An Indian fashion designer has publicly apologised for saying women who cannot tie saris should be ashamed of themselves, after his comments were labelled sexist and demeaning.
Sabyasachi Mukherjee said: “I am sorry that I used the word ‘shame’ in reference to some women’s inability to wear a sari. I truly regret that the way in which I tried to make a point about the sari enabled it to be interpreted as misogynistic, patriarchal, and non-inclusive – this was certainly not my intention.”
Last week at conference on India at Harvard University in the USA, Mr Mukherjee had responded to a question about modern Indian trends, saying: "I think, if you tell me that you do not know how to wear a sari, I would say shame on you. It’s a part of your culture, you need to buck up and stand up for it.”
The designer is famous for using traditional Indian looks in his creations, often reviving old styles of handlooms, weaves and cuts. He counts several Bollywood actresses and other public figures among his clients.
"A woman had asked me to comment on the cultural taboo of young women wearing saris because, as she said, society tells them that it ‘makes them look older’," he said.
Millions of Indian women wear saris daily for a host of formal and informal occasions and while many younger females do not wear them all the time, critics asked how Mr Mukherjee got the idea tying the garment was becoming a lost art.
Fashion writer Veena srinath tweeted: “I can wear a saree, and this silly comment still irritates me. What, is Sabyasachi always in a dhoti??”
A dhoti is a traditional cloth worn by Indian men, and the general tone online was one of anger that Mr Mukherjee seemed happy to single out women for apparently deserting traditions, but not his male companions.

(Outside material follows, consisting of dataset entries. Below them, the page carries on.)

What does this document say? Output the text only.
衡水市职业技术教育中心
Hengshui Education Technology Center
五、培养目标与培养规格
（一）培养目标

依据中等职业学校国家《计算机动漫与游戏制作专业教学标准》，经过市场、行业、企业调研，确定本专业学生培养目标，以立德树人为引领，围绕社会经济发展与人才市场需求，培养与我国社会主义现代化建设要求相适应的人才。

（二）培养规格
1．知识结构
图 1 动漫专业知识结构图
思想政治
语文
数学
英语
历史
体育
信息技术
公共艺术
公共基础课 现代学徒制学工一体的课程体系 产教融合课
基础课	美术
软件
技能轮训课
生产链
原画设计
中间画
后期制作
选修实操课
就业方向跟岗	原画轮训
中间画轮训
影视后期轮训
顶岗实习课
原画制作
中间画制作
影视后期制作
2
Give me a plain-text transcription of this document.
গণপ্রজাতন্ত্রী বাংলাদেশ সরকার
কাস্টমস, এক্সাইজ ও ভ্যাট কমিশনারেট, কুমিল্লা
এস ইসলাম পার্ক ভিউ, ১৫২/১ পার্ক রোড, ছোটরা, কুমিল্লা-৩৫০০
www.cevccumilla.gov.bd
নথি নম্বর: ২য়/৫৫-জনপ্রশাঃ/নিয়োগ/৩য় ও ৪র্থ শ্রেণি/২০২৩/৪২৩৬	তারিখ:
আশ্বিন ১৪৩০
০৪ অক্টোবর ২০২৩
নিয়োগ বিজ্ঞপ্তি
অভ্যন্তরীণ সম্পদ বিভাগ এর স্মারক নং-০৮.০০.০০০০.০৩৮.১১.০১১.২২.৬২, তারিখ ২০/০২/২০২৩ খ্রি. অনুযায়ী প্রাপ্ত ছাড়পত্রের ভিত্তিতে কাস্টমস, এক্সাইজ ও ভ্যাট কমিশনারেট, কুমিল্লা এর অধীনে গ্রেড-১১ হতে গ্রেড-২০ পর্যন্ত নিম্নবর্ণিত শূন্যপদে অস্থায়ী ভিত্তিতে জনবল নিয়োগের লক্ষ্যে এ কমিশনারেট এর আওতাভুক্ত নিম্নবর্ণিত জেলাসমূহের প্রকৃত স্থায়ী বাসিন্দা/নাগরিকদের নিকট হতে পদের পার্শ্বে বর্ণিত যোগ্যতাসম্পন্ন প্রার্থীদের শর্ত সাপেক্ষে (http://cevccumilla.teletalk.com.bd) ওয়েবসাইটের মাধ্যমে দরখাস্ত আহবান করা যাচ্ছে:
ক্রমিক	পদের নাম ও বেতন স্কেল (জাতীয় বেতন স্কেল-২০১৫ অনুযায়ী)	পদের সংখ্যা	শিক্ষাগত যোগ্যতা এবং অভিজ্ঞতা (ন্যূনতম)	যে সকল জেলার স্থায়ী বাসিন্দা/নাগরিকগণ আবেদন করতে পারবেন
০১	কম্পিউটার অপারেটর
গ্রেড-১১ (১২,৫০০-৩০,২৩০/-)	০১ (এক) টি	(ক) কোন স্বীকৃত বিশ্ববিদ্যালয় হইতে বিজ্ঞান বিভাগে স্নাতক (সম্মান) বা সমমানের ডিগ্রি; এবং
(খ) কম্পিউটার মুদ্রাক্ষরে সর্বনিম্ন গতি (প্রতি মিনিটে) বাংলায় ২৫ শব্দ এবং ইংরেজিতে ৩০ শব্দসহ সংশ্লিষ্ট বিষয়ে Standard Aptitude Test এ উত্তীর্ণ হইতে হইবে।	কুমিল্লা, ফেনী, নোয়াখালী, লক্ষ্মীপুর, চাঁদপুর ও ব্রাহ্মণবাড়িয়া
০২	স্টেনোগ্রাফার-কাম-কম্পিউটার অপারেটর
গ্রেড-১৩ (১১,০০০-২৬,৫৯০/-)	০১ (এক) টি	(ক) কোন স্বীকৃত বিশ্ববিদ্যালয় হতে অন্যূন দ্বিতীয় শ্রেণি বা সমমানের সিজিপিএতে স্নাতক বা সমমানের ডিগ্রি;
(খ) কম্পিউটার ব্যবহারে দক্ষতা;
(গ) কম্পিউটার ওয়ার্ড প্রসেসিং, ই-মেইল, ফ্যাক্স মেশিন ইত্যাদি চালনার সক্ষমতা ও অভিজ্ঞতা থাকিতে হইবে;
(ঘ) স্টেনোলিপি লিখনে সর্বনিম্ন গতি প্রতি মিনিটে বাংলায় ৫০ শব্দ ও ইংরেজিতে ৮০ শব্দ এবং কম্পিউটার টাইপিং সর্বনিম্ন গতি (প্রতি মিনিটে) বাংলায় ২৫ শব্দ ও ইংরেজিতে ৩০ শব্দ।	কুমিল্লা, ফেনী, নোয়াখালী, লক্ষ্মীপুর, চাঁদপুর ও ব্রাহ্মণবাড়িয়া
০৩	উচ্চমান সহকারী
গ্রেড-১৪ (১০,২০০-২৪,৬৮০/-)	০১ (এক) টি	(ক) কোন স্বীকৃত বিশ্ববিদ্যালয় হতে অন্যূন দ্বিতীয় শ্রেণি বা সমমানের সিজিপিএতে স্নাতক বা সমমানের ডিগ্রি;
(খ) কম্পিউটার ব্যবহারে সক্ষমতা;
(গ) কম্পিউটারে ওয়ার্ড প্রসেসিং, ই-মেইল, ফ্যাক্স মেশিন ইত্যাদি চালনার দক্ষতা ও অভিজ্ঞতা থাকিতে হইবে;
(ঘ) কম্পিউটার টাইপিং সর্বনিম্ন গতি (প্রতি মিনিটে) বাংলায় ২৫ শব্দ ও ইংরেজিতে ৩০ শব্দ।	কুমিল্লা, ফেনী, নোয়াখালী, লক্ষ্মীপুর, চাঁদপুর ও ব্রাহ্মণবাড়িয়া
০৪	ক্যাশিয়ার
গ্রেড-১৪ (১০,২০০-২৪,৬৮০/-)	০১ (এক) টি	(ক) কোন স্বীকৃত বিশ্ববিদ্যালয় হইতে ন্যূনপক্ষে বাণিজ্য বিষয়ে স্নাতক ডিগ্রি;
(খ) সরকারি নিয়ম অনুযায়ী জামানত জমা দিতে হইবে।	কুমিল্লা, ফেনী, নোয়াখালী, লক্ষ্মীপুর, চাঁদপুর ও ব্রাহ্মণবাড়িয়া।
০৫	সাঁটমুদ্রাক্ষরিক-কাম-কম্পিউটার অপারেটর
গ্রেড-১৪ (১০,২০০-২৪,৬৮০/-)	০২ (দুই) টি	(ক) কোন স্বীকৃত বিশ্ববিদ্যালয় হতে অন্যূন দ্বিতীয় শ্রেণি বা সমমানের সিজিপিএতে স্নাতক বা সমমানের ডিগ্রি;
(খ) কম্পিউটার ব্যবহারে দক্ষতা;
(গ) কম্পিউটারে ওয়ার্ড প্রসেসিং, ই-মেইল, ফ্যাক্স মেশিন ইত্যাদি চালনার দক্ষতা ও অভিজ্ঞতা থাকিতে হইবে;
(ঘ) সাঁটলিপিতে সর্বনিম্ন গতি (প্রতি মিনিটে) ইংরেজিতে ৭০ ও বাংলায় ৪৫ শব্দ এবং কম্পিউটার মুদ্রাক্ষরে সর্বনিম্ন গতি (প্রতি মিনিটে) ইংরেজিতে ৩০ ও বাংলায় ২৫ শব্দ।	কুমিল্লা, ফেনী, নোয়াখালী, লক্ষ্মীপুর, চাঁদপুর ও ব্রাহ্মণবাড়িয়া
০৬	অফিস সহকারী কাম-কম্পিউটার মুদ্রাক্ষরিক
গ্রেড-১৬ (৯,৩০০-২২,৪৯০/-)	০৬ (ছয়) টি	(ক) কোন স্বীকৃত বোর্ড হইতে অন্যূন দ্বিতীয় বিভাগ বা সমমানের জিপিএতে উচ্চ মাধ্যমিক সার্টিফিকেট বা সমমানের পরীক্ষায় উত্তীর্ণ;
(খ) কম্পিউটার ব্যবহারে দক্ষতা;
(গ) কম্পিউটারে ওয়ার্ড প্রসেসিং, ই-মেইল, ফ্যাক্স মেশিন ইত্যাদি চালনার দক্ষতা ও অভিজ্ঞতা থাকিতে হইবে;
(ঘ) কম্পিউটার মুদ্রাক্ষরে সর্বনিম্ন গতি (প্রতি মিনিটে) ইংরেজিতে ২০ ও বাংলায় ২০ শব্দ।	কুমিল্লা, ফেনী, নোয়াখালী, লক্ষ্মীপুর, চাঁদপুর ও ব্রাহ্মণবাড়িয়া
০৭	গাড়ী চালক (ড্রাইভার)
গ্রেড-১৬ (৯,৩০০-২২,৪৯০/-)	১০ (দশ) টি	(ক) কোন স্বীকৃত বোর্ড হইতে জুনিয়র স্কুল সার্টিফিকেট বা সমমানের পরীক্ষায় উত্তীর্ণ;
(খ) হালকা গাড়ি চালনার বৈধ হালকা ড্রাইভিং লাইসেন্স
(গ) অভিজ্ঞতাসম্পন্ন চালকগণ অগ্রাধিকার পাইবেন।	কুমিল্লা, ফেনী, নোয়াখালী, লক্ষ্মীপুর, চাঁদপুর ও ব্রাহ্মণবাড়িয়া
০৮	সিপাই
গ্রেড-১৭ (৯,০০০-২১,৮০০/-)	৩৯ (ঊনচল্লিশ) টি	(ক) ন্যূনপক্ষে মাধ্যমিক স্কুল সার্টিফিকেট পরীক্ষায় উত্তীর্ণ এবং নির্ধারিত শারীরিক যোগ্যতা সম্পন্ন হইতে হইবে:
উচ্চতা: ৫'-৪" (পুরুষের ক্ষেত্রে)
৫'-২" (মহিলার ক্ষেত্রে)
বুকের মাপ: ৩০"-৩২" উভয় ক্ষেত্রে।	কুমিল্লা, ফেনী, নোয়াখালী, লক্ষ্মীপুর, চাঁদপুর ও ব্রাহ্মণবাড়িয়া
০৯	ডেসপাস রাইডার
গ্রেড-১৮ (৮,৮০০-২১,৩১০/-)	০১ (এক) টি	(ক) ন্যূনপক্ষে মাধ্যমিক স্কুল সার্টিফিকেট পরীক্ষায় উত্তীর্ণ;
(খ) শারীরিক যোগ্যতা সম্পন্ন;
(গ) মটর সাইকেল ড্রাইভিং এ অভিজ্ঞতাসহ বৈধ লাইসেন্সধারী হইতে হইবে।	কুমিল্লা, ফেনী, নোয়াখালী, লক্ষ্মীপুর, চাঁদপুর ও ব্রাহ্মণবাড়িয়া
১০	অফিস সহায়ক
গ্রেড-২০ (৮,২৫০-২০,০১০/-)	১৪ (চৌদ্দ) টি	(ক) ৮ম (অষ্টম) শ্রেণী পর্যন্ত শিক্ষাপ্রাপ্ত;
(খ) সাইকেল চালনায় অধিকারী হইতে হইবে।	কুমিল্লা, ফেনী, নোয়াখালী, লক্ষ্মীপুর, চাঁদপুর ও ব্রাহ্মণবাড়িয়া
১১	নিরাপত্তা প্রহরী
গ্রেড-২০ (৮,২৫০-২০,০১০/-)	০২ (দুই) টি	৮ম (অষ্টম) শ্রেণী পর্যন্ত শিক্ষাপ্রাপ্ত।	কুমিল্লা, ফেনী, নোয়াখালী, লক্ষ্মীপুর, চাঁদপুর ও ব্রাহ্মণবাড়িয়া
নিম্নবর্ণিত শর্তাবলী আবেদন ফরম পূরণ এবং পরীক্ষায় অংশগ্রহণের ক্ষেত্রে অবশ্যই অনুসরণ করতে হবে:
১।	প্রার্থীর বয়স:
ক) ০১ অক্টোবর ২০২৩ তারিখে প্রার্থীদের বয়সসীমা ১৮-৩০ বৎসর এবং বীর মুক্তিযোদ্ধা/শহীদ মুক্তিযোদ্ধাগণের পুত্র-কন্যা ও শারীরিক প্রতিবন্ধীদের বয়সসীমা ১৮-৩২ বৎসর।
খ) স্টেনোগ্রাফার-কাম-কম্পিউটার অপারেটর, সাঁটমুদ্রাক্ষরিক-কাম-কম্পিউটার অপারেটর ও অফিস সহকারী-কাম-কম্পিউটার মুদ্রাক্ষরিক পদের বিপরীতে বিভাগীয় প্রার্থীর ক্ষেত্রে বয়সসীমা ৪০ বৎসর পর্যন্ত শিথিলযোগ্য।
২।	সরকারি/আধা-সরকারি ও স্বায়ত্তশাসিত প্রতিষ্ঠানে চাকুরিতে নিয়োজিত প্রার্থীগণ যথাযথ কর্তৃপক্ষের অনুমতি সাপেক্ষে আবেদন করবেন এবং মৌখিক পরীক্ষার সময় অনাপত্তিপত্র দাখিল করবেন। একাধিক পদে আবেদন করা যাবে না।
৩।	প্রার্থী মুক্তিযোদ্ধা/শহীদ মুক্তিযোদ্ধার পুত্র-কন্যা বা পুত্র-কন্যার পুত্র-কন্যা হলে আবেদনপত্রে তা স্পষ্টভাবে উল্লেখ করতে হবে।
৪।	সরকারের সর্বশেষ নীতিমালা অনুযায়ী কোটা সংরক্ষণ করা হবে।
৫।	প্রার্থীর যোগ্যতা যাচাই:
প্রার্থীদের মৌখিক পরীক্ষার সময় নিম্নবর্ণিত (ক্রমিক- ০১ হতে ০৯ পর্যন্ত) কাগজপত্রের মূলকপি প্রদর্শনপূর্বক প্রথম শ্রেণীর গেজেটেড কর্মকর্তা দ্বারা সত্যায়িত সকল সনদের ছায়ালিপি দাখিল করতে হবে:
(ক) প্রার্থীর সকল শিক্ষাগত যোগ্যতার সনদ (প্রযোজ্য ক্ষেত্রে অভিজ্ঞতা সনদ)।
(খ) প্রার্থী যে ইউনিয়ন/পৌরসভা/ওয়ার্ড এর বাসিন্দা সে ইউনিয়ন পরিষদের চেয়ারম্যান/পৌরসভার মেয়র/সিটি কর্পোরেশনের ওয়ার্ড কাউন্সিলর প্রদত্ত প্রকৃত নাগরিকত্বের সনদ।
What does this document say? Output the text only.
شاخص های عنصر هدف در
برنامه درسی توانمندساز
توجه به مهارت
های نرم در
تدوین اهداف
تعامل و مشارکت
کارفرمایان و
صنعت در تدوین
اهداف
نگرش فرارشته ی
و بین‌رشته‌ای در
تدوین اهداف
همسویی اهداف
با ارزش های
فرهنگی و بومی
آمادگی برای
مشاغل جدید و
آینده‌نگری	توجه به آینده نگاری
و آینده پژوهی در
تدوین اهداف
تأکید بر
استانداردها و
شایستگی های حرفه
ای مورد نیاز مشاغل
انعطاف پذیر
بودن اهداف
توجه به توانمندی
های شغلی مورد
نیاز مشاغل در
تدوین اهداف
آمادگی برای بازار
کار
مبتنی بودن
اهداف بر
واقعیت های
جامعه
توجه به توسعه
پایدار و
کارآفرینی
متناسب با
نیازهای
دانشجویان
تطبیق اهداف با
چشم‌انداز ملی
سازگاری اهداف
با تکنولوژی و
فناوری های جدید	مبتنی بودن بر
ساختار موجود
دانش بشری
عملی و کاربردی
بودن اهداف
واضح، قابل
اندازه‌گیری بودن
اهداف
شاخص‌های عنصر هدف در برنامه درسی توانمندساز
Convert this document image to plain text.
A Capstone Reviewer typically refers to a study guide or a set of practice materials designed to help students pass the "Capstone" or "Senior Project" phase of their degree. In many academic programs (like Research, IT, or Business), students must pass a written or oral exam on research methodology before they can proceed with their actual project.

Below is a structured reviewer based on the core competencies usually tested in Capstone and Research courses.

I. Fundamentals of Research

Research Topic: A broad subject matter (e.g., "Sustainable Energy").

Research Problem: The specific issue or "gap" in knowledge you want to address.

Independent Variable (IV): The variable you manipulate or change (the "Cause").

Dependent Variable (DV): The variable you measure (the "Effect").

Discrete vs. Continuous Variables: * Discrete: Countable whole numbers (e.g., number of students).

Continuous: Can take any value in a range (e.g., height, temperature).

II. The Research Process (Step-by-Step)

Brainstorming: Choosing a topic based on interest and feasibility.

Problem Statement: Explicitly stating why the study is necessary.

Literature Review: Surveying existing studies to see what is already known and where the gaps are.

I can wear a saree, and this silly comment still irritates me. What, is Sabyasachi always in a dhoti??
— veena_srinath (@veena_srinath) February 12, 2018
The designer denied he was trying to admonish women and claims he was merely caught up in a passionate moment during the Harvard discussion.
“What I said was wrong, but it has been made into an inflammatory issue and I have been hanged on social media and labelled a criminal, called a misogynist, patriarchal and what not.”
“We all make mistakes, and you know I am not one to shy away from admitting it”, he added.